What is odd, and perhaps even absurd, is that I was finding typical English life quite tough. I had discovered that it was actually harder than going somewhere really alien. Going to, say, India, doesn't challenge who you really are.
I've just finished Julian Baggini's book, Welcome To Everytown. As you can tell from the number of quotations that have run on this blog, I thought it was an absorbing piece of work, the best state-of-the-nation study I've read since Robert Chesshyre's The Return of a Native Reporter. A lot of Baggini's conclusions run counter to media orthodoxy: he thinks Britain is a much more working-class country than we tend to assume, for instance, and that the rise of individualism is pretty much an illusion. Best of all, he's a good listener, and willing to examine his own left-of-centre prejudices. His ideal reader, I suppose, is the typical north London Guardian loyalist, yet his thoughts about the cultural divide between the elites and the other 95 per cent of the country ought to be required reading for everyone. (You'll find a longer newspaper excerpt here.)
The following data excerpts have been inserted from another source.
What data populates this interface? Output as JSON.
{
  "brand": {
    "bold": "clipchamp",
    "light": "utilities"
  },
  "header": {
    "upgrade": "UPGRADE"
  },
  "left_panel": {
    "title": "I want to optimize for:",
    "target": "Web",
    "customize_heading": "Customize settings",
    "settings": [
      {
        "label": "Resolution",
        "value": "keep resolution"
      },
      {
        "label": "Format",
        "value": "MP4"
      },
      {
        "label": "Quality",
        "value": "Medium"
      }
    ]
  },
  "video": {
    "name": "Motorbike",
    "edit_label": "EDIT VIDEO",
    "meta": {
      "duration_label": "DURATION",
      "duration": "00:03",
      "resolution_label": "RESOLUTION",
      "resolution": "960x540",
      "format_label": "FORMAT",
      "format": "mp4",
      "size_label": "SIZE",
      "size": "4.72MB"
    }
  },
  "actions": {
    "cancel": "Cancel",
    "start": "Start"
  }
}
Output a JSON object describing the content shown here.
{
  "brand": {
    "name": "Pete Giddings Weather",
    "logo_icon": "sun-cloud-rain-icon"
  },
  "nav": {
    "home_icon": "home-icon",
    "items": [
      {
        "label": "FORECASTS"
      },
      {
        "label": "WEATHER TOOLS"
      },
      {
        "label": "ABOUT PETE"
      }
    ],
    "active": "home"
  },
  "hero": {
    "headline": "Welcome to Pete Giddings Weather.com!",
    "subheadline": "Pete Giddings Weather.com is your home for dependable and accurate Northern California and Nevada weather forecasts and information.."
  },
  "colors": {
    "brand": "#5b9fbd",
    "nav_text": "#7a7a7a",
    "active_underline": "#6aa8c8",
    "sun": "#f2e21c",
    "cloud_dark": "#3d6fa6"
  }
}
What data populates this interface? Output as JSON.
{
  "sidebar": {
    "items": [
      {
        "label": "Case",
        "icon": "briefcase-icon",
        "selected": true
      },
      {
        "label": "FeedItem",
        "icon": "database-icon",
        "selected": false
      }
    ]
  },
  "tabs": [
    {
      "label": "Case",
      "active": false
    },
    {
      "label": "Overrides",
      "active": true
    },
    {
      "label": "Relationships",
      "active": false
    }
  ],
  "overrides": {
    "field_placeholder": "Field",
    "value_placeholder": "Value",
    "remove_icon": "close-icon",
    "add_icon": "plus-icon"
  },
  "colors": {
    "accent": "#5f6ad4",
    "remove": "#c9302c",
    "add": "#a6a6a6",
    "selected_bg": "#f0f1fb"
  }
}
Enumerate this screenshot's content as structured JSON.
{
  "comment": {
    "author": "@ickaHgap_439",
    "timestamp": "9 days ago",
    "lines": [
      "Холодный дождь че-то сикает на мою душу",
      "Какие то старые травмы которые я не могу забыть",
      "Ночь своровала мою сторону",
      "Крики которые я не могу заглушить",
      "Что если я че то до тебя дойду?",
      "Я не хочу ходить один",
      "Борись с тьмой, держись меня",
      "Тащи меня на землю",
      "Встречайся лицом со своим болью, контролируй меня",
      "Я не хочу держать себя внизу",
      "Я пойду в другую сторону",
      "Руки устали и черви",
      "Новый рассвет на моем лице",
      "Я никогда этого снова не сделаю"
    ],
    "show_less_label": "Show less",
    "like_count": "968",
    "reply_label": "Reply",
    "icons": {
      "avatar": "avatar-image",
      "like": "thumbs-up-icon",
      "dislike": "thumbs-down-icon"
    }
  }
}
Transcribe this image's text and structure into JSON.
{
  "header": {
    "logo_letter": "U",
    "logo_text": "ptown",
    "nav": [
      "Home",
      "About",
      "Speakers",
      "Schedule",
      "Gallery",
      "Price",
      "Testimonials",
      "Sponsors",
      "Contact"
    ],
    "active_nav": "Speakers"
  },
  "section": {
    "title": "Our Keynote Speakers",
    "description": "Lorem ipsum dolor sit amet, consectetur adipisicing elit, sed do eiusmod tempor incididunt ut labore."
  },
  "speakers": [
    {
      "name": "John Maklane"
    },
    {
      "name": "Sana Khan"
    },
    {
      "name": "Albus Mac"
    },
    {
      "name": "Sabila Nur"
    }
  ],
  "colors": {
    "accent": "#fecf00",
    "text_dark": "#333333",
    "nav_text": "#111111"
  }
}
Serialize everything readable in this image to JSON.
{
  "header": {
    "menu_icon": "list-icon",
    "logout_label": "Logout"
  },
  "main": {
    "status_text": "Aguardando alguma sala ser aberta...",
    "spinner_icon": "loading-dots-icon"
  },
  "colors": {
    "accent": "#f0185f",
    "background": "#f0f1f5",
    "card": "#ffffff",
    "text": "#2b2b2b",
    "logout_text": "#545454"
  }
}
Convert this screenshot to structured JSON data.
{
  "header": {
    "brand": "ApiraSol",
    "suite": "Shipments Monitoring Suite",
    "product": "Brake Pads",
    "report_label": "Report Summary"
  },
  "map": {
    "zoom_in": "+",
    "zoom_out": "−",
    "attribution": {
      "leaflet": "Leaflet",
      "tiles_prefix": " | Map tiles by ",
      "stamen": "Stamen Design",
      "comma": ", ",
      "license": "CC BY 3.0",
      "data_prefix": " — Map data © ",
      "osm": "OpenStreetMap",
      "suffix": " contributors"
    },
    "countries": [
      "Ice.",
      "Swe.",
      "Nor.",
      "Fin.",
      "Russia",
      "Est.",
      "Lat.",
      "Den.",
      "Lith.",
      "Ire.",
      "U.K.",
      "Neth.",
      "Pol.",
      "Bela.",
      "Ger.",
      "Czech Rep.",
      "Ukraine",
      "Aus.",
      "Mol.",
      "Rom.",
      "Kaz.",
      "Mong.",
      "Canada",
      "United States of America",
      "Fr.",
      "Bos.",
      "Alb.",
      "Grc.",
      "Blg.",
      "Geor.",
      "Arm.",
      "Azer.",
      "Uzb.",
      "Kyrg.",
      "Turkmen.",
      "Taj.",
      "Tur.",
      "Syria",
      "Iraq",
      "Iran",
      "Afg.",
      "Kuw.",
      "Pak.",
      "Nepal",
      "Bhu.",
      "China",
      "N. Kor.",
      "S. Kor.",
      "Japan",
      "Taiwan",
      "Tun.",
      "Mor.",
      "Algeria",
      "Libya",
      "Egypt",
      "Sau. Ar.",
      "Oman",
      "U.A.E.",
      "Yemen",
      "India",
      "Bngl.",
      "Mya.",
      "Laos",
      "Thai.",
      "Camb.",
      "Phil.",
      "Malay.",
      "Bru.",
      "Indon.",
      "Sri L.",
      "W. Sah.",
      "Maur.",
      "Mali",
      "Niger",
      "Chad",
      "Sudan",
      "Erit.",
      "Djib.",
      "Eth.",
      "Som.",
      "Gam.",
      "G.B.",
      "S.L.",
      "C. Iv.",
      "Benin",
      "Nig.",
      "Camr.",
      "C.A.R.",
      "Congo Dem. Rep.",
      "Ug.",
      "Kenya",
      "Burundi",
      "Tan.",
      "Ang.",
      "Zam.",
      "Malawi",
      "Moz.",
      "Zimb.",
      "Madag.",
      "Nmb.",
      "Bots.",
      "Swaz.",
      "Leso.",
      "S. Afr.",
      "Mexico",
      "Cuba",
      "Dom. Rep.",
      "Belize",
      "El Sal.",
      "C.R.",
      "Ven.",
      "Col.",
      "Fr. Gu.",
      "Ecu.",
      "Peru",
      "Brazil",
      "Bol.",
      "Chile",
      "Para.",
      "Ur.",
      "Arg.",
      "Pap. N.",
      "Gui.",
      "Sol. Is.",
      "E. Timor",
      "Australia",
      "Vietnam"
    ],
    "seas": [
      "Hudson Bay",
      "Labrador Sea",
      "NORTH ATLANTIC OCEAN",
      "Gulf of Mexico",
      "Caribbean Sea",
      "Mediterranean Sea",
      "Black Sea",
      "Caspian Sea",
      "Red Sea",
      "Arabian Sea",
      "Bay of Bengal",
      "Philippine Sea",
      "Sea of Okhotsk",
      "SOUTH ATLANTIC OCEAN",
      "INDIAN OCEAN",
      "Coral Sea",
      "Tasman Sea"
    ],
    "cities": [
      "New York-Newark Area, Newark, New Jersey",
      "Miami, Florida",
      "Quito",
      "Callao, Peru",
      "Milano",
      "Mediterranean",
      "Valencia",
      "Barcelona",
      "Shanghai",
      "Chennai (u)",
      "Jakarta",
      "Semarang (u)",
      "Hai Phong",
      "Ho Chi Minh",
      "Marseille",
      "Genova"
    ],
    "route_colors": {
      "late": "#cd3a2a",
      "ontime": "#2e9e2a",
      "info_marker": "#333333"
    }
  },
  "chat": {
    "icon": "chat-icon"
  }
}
For me, it was a strange experience to follow him on his journey. The landscape was familiar and strange at the same time. When I was 13, I could have recited the names of the entire cast of Crossroads, and reeled off the whole of the ITV weekly schedule. As far as I remember, I still read the Daily Mirror (I graduated to the Mail, and then the Guardian, soon afterwards.) Yet I'm now the sort of person who can say, along with your typical High Court judge, that he's never watched an entire episode of East Enders.